Hi ! For some reason I can’t get SSH to work on my nitrokey 3. With the same secret subkey, when I import it to my PC, SSH works perfectly and I had no problems with it in the past.
If I delete it from my PC with gpg --delete-secret-keys DAD67EAC40369ABD! (the key is on nitrokey), then it doesn’t work anymore.
Running ssh -vT git@github.com gives me a log and in the end:
debug1: Authentications that can continue: publickey
debug1: Next authentication method: publickey
debug1: get_agent_identities: agent returned 1 keys
debug1: Will attempt key: (none) RSA SHA256:F3HmbEtjXq+rnFQTeFQdtm8DHfKfGElEf/HtuzSNpY0 agent
debug1: Will attempt key: /home/mantas/.ssh/id_rsa
debug1: Will attempt key: /home/mantas/.ssh/id_ecdsa
debug1: Will attempt key: /home/mantas/.ssh/id_ecdsa_sk
debug1: Will attempt key: /home/mantas/.ssh/id_ed25519
debug1: Will attempt key: /home/mantas/.ssh/id_ed25519_sk
debug1: Offering public key: (none) RSA SHA256:F3HmbEtjXq+rnFQTeFQdtm8DHfKfGElEf/HtuzSNpY0 agent
debug1: Server accepts key: (none) RSA SHA256:F3HmbEtjXq+rnFQTeFQdtm8DHfKfGElEf/HtuzSNpY0 agent
sign_and_send_pubkey: signing failed for RSA “(none)” from agent: agent refused operation
debug1: Trying private key: /home/mantas/.ssh/id_rsa
debug1: Trying private key: /home/mantas/.ssh/id_ecdsa
debug1: Trying private key: /home/mantas/.ssh/id_ecdsa_sk
debug1: Trying private key: /home/mantas/.ssh/id_ed25519
debug1: Trying private key: /home/mantas/.ssh/id_ed25519_sk
debug1: No more authentication methods to try.

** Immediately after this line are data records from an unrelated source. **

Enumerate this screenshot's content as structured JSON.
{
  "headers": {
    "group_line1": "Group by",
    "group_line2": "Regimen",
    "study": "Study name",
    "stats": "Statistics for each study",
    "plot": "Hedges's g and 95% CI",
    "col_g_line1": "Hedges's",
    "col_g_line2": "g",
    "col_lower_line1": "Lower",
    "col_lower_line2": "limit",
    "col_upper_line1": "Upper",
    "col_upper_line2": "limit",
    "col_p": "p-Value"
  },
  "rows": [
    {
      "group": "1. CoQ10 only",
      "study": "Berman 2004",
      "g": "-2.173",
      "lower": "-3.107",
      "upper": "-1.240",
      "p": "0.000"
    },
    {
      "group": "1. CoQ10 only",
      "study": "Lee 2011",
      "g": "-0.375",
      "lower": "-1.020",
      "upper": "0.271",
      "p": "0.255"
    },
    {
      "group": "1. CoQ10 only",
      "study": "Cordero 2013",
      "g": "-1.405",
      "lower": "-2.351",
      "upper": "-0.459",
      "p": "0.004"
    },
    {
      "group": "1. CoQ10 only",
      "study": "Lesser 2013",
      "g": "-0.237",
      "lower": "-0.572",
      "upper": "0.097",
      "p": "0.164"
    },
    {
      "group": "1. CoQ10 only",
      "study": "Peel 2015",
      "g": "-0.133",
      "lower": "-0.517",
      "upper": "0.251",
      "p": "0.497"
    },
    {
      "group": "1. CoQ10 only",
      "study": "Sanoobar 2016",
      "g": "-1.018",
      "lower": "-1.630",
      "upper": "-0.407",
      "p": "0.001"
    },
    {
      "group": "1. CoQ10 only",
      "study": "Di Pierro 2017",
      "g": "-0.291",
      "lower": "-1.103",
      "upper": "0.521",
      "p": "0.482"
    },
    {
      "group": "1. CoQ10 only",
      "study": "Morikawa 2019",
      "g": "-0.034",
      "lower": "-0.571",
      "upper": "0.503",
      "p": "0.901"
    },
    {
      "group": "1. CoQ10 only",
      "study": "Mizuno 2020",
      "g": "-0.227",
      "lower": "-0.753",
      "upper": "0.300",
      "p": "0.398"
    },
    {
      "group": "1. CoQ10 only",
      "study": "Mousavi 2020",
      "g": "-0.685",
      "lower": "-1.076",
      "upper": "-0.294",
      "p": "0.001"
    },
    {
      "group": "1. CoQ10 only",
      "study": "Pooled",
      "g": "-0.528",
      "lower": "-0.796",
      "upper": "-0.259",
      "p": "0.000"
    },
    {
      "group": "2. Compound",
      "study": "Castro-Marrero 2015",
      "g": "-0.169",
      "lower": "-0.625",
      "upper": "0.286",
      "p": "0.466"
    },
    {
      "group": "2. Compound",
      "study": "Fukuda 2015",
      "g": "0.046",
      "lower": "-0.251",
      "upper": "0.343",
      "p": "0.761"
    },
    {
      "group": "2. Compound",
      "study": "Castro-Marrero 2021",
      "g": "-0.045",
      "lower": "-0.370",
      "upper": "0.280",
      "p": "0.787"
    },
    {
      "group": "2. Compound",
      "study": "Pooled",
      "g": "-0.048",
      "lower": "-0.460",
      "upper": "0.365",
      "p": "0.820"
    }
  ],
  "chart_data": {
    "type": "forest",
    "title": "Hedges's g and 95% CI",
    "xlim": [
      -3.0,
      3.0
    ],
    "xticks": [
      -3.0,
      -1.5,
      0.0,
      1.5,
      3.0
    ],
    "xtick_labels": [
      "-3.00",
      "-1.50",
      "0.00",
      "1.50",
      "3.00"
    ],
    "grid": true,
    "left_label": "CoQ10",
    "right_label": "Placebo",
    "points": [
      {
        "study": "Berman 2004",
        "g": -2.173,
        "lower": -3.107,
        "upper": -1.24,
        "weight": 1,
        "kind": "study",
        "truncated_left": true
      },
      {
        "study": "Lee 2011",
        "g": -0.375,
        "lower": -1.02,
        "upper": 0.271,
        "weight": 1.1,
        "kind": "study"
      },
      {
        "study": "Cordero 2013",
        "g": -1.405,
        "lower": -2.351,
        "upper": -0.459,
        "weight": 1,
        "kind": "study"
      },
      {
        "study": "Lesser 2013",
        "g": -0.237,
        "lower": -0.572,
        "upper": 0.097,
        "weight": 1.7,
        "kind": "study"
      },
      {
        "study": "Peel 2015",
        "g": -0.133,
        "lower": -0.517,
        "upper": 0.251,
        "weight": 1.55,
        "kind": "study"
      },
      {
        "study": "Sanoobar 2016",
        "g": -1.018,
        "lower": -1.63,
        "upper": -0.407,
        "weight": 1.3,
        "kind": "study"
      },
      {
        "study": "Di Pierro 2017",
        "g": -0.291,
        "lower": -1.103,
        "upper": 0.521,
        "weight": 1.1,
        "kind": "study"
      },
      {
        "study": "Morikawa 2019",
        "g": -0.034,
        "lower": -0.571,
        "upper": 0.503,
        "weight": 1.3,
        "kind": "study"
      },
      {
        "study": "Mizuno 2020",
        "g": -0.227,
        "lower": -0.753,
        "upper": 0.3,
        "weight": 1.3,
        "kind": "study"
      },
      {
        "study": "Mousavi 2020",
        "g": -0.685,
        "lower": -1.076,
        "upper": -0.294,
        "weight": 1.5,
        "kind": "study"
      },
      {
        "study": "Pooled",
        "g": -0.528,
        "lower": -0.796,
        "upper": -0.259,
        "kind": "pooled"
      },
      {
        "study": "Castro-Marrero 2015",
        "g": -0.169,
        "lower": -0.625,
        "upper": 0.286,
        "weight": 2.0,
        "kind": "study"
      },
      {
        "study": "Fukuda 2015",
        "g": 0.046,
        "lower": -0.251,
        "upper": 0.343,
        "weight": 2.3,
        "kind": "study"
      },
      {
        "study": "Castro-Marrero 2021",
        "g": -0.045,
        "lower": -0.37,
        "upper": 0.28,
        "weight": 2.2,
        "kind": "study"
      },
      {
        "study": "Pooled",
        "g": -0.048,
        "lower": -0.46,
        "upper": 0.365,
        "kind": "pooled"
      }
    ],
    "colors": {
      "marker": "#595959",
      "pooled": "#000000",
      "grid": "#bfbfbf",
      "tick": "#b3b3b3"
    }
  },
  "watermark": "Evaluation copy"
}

I tested the nitrokey works fine with GPG decryption.
I don’t get a prompt to enter the PIN or anything.
That being said, if the Nitrokey is not connected to my PC and I run this ssh command, then it will ask me to insert this key with ID … If I insert and confirm, I get the same result.
When I import the subkey to my PC (and everything works), this is what ssh -vT git@github.com gives me (end):
debug1: Authentications that can continue: publickey
debug1: Next authentication method: publickey
debug1: get_agent_identities: agent returned 1 keys
debug1: Will attempt key: (none) RSA SHA256:F3HmbEtjXq+rnFQTeFQdtm8DHfKfGElEf/HtuzSNpY0 agent
debug1: Will attempt key: /home/mantas/.ssh/id_rsa
debug1: Will attempt key: /home/mantas/.ssh/id_ecdsa
debug1: Will attempt key: /home/mantas/.ssh/id_ecdsa_sk
debug1: Will attempt key: /home/mantas/.ssh/id_ed25519
debug1: Will attempt key: /home/mantas/.ssh/id_ed25519_sk
debug1: Offering public key: (none) RSA SHA256:F3HmbEtjXq+rnFQTeFQdtm8DHfKfGElEf/HtuzSNpY0 agent
debug1: Server accepts key: (none) RSA SHA256:F3HmbEtjXq+rnFQTeFQdtm8DHfKfGElEf/HtuzSNpY0 agent
ASKS PASSWORD -----------------
Authenticated to github.com ([140.82.121.4]:22) using "publickey".
debug1: channel 0: new session [client-session] (inactive timeout: 0)
debug1: Entering interactive session.
debug1: pledge: filesystem
debug1: client_input_global_request: rtype hostkeys-00@openssh.com want_reply 0
[...]
I have read through the docs and did all of the stuff there and here
Why does it work when the subkey is on my PC but not when it’s on my nitrokey ? How do I debug further?